Is the same true for the physician preoccupied with a past mistake or adverse event? How many of us have a graveyard of patient experiences consisting of moments that did not go well and in which we felt some culpability — even if we assumed an unrealistic share of the perceived responsibility? How many of us have learned of a differing diagnosis on a patient made outside our exam room and then scoured our records to make sure we did not miss something?
Our negativity bias, carefully honed through years of training to anticipate the uncommon yet worst outcome, serves us well professionally while detrimentally turning inward, amplifying the voice of the physician’s inner critic.
There are antidotes on the individual and institutional level to attenuate the toxic distress that occurs downstream of an unexpected event.
First, publications in the medical literature on second-victim syndrome have added language to describe the experience of clinicians, or second victims, involved in an unexpected event and its sequelae.
Second, there is research to support the practice of mindfulness and self-Compassion (MSC) and its benefits on well-being and productivity.

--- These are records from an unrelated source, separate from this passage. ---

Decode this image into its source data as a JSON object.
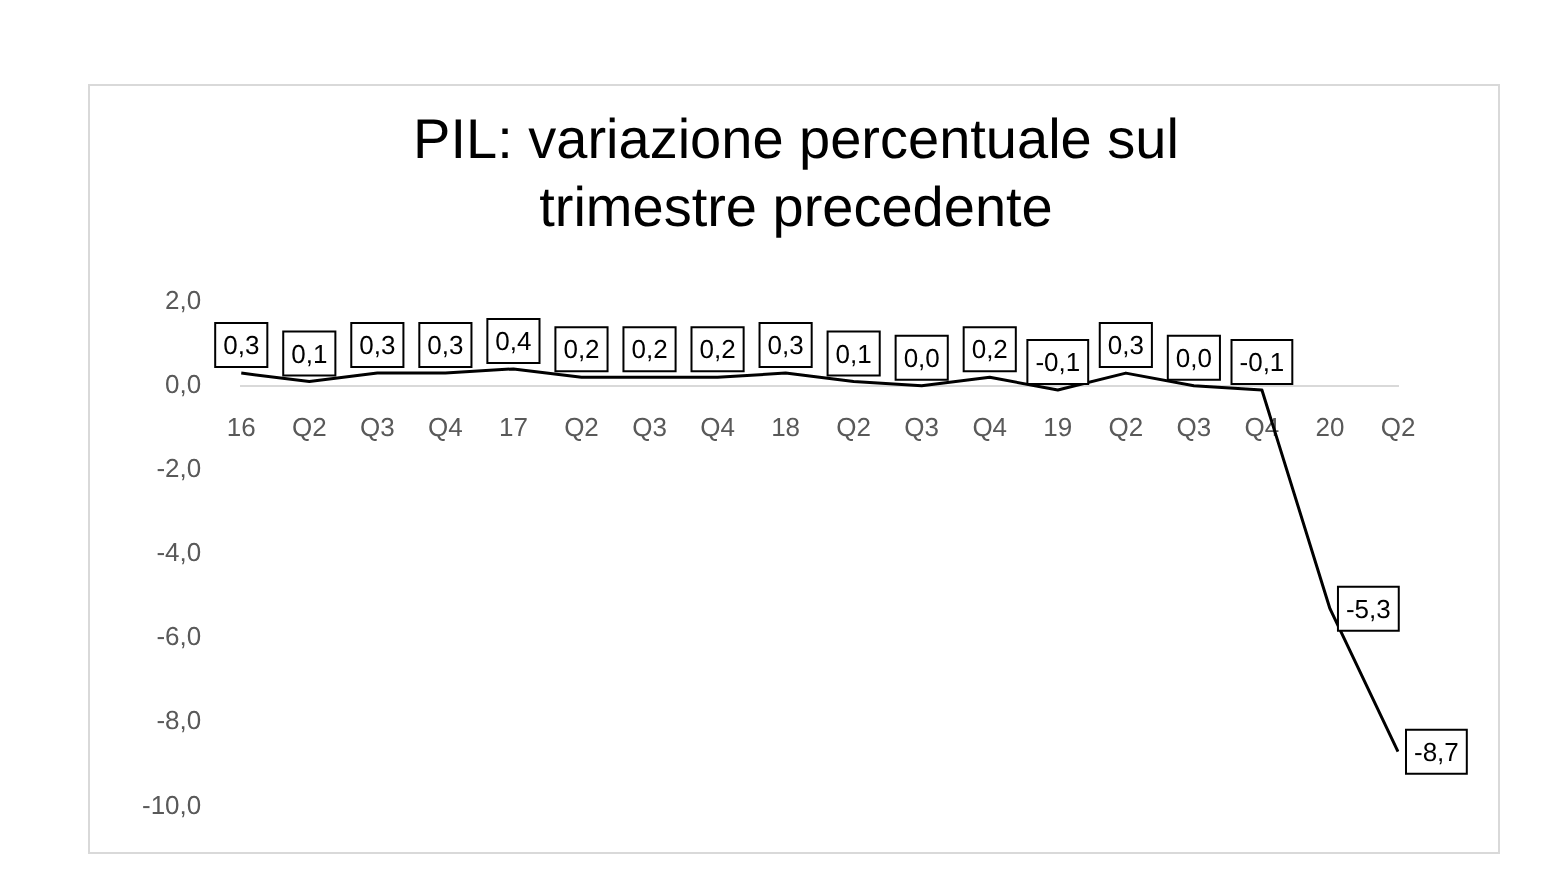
{
  "chart_data": {
    "type": "line",
    "title": "PIL: variazione percentuale sul trimestre precedente",
    "categories": [
      "16",
      "Q2",
      "Q3",
      "Q4",
      "17",
      "Q2",
      "Q3",
      "Q4",
      "18",
      "Q2",
      "Q3",
      "Q4",
      "19",
      "Q2",
      "Q3",
      "Q4",
      "20",
      "Q2"
    ],
    "series": [
      {
        "color": "#000000",
        "values": [
          0.3,
          0.1,
          0.3,
          0.3,
          0.4,
          0.2,
          0.2,
          0.2,
          0.3,
          0.1,
          0.0,
          0.2,
          -0.1,
          0.3,
          0.0,
          -0.1,
          -5.3,
          -8.7
        ],
        "value_labels": [
          "0,3",
          "0,1",
          "0,3",
          "0,3",
          "0,4",
          "0,2",
          "0,2",
          "0,2",
          "0,3",
          "0,1",
          "0,0",
          "0,2",
          "-0,1",
          "0,3",
          "0,0",
          "-0,1",
          "-5,3",
          "-8,7"
        ]
      }
    ],
    "ylim": [
      -10,
      2
    ],
    "yticks": [
      {
        "value": -10,
        "label": "-10,0"
      },
      {
        "value": -8,
        "label": "-8,0"
      },
      {
        "value": -6,
        "label": "-6,0"
      },
      {
        "value": -4,
        "label": "-4,0"
      },
      {
        "value": -2,
        "label": "-2,0"
      },
      {
        "value": 0,
        "label": "0,0"
      },
      {
        "value": 2,
        "label": "2,0"
      }
    ],
    "grid": false,
    "legend": false,
    "marker": "none",
    "line_style": "solid"
  }
}
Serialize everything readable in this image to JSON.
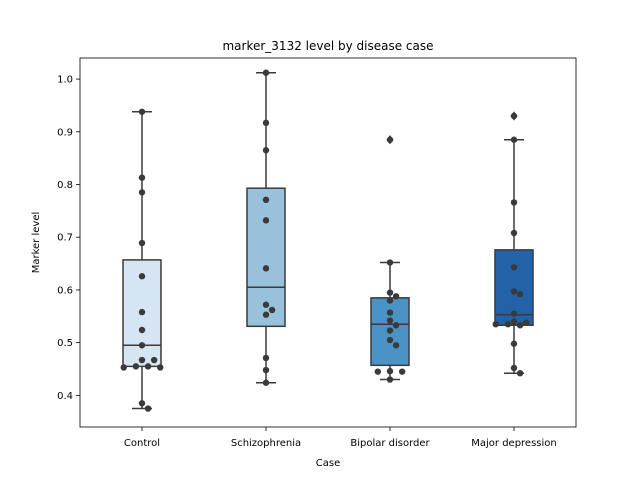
{
  "chart_data": {
    "type": "box",
    "title": "marker_3132 level by disease case",
    "xlabel": "Case",
    "ylabel": "Marker level",
    "ylim": [
      0.34,
      1.04
    ],
    "yticks": [
      0.4,
      0.5,
      0.6,
      0.7,
      0.8,
      0.9,
      1.0
    ],
    "ytick_labels": [
      "0.4",
      "0.5",
      "0.6",
      "0.7",
      "0.8",
      "0.9",
      "1.0"
    ],
    "categories": [
      "Control",
      "Schizophrenia",
      "Bipolar disorder",
      "Major depression"
    ],
    "colors": [
      "#d6e5f3",
      "#98c1dc",
      "#4b93c4",
      "#2262a8"
    ],
    "grid": false,
    "legend": "none",
    "boxes": [
      {
        "q1": 0.455,
        "median": 0.495,
        "q3": 0.657,
        "whisker_low": 0.375,
        "whisker_high": 0.938,
        "outliers": []
      },
      {
        "q1": 0.531,
        "median": 0.605,
        "q3": 0.793,
        "whisker_low": 0.424,
        "whisker_high": 1.012,
        "outliers": []
      },
      {
        "q1": 0.457,
        "median": 0.535,
        "q3": 0.585,
        "whisker_low": 0.43,
        "whisker_high": 0.652,
        "outliers": [
          0.885
        ]
      },
      {
        "q1": 0.533,
        "median": 0.553,
        "q3": 0.676,
        "whisker_low": 0.442,
        "whisker_high": 0.885,
        "outliers": [
          0.93
        ]
      }
    ],
    "points": [
      {
        "case": "Control",
        "values": [
          0.938,
          0.813,
          0.785,
          0.689,
          0.626,
          0.558,
          0.524,
          0.495,
          0.467,
          0.467,
          0.455,
          0.455,
          0.453,
          0.453,
          0.385,
          0.375
        ]
      },
      {
        "case": "Schizophrenia",
        "values": [
          1.012,
          0.917,
          0.865,
          0.771,
          0.732,
          0.641,
          0.572,
          0.562,
          0.553,
          0.471,
          0.448,
          0.424
        ]
      },
      {
        "case": "Bipolar disorder",
        "values": [
          0.885,
          0.652,
          0.595,
          0.588,
          0.58,
          0.557,
          0.542,
          0.533,
          0.523,
          0.505,
          0.495,
          0.446,
          0.445,
          0.445,
          0.43
        ]
      },
      {
        "case": "Major depression",
        "values": [
          0.93,
          0.885,
          0.766,
          0.708,
          0.643,
          0.597,
          0.592,
          0.555,
          0.54,
          0.538,
          0.535,
          0.535,
          0.533,
          0.498,
          0.452,
          0.442
        ]
      }
    ]
  }
}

Psychologist Kristin Neff, PhD, the first to define self-compassion operationally, explains that the primary goal of MSC is treating yourself as you might treat a dear friend. MSC provides the opportunity for greater self-awareness of thought patterns that are highly critical and a pathway to metabolize them.
Third, on an institutional level, programs such as Dr. Jo Shapiro’s Peer Support program based at Massachusetts General Hospital (MGH) aims to change the culture of medicine and provide immediate support to those requesting it after an adverse event.
Trained peer physician counselors are available to offer a supportive framework for a clinician in distress. Finally, physician coaching is another avenue to cultivate awareness and manage self-destructive thoughts.
Though an unregulated industry, coaching programs for physicians have been associated with decreased burnout and emotional exhaustion and an increase in resiliency scores and quality of life. For the physician practicing today, these tools are worth cultivating. After all, for most physicians, confronting the inevitable unexpected event requires resilience, reflection and insight in order to recover and best serve our patients — and ourselves.
Eliza Humphreys is a pediatrician and certified life coach.